ところが、糖質制限関連の集まりに行けば、
基本的には糖質制限をきちんとやっている人ばかりなので、
そこで聞く話は基本的には糖質制限の前提はクリアした上での体験談なので、純度の高い糖質制限情報という事になります。
またそこでは必ずしも糖質制限ですべてがうまく行っているわけではないという事実も知ることができます。
私のように糖質制限で完全に標準体重まで戻らないという人が一定の割合で存在するという事実もここで確かに知ることができます。
先日は糖質制限をやっていても中性脂肪が下がらないという方の話をうかがいました。
糖質制限をしていれば通常空腹時の中性脂肪は正常になっている事が多いですが、その方の場合は1000㎎/dLと非常に高いとの事でした。
そうなると遺伝性の要因かと思考停止してしまいがちですが、これはそもそもなぜ糖質制限で中性脂肪が正常化するかを考えるきっかけになります。
糖質を摂取すればインスリンが分泌され、代謝が同化へと向かい中性脂肪が合成される方向に向かいます。

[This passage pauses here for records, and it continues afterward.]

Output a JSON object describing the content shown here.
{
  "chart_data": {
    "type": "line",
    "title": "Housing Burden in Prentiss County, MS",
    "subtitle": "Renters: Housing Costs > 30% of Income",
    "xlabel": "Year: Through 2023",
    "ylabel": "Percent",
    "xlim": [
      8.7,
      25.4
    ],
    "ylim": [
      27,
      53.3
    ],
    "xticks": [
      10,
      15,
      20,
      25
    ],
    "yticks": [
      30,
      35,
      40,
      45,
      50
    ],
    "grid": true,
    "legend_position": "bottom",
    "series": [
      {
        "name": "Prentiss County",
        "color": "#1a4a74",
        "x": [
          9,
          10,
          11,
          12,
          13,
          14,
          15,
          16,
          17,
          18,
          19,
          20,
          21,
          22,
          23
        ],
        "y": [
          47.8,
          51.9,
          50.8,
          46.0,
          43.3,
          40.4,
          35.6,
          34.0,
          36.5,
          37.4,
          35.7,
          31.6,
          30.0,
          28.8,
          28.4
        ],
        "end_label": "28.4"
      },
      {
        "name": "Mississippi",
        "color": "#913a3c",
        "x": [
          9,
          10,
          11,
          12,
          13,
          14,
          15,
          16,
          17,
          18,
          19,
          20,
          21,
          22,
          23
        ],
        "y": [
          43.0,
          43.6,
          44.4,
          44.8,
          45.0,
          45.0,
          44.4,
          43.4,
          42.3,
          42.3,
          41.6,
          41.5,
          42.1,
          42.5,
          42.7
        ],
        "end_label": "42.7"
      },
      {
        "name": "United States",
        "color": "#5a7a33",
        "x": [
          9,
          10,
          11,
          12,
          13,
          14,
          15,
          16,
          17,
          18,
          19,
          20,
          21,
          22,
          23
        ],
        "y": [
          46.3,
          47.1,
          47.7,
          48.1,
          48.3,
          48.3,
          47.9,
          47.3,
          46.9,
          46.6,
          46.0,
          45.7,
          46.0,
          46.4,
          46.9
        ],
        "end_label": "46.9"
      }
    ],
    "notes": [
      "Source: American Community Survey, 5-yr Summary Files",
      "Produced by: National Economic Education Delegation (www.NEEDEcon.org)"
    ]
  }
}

糖質制限をすればこの代謝変化が起こらないので中性脂肪は正常化するものと考えておりましたが、
糖質制限をしていても高中性脂肪血症が残るとなれば、それ以外にも何か要因が考えられるという事になります。
このように、糖質制限を確かに行っている人達の貴重な情報で糖質制限への理解が深まっていくという事です。
特に教科書を見ても書いていない疑問なので、生化学の知識や臨床経験を応用して解決しなければならないので応用問題的な難しさがあります。

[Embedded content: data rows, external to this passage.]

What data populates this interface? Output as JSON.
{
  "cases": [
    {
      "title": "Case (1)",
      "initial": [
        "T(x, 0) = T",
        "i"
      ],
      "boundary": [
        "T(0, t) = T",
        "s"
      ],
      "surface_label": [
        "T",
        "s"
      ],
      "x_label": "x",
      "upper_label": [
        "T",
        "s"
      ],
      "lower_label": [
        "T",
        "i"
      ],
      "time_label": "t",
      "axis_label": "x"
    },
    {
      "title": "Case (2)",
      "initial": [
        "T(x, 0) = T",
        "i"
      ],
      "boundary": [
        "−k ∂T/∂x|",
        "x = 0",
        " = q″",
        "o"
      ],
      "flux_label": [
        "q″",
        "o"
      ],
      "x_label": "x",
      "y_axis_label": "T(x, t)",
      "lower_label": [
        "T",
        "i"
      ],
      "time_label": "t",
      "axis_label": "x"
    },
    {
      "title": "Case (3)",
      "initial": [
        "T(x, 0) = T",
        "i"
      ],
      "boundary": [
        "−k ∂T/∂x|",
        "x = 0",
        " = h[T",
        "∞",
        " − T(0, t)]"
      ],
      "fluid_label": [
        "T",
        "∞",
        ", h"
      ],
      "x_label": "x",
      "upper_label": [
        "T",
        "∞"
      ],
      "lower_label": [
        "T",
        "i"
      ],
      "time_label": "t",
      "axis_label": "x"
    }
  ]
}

ネットにおける情報も誰かの解釈を介して書かれたものなので、鵜呑みにはできません。
こうして実際に足を運んで得られる情報を元に自分の頭で考えるからこそ貴重な思考の積み重ねになるのだと思います。
今回もそういう意味でいろいろ機会を与えて頂いたので、
またいろいろ思考を巡らせていきたいと思います。